A declaração está num segundo trecho do depoimento do PM. Na oitiva, cuja primeira parte foi publicada ontem (26), ele conta, sob sua ótica, toda a dinâmica do crime.

Carlos Eduardo diz que abriu a porta do quarto e flagrou a esposa e o jovem nus na cama. Atônito, ele disse ter sido alcançado pelos dois e ter sido agarrado pelo colete – o PM voltava do trabalho e ainda estava fardado.

O militar alega que houve luta corporal e que ele ainda feriu a mão antes de atirar e matar Bruna Lícia e José Willian.
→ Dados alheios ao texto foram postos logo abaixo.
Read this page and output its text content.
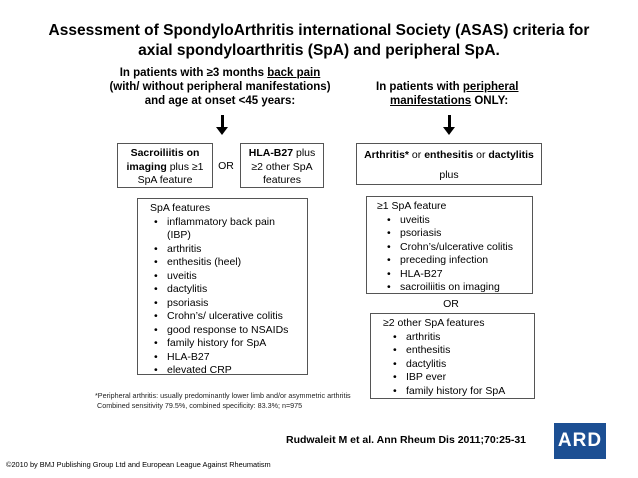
Assessment of SpondyloArthritis international Society (ASAS) criteria for
axial spondyloarthritis (SpA) and peripheral SpA.
In patients with ≥3 months back pain
(with/ without peripheral manifestations)
and age at onset <45 years:
In patients with peripheral
manifestations ONLY:
Sacroiliitis on
imaging plus ≥1
SpA feature
OR
HLA-B27 plus
≥2 other SpA
features
SpA features
• inflammatory back pain
(IBP)
• arthritis
• enthesitis (heel)
• uveitis
• dactylitis
• psoriasis
• Crohn’s/ ulcerative colitis
• good response to NSAIDs
• family history for SpA
• HLA-B27
• elevated CRP
Arthritis* or enthesitis or dactylitis
plus
≥1 SpA feature
• uveitis
• psoriasis
• Crohn’s/ulcerative colitis
• preceding infection
• HLA-B27
• sacroiliitis on imaging
OR
≥2 other SpA features
• arthritis
• enthesitis
• dactylitis
• IBP ever
• family history for SpA
*Peripheral arthritis: usually predominantly lower limb and/or asymmetric arthritis
Combined sensitivity 79.5%, combined specificity: 83.3%; n=975
Rudwaleit M et al. Ann Rheum Dis 2011;70:25-31 ARD
©2010 by BMJ Publishing Group Ltd and European League Against Rheumatism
O PM acrescentou que, apesar de quase separado da esposa, não suportou vê-la com outro em sua cama.

A polícia civil investiga o caso, mas, por enquanto, ainda não acredita que houve luta corporal. Para a delegada do Departamento de Feminicídio, Viviane Azambuja, Carlos Eduardo já foi autuado por feminicídio por conta do crime contra Bruna.

“Contra o homem, ele será autuado por homicídio. Mas em relação a mulher [Bruna], sem dúvidas foi crime de feminicídio”, disse a delegada.

Bruna Lícia foi sepultada durante a tarde deste domingo (26) no cemitério Jardim da Paz, em São José de Ribamar.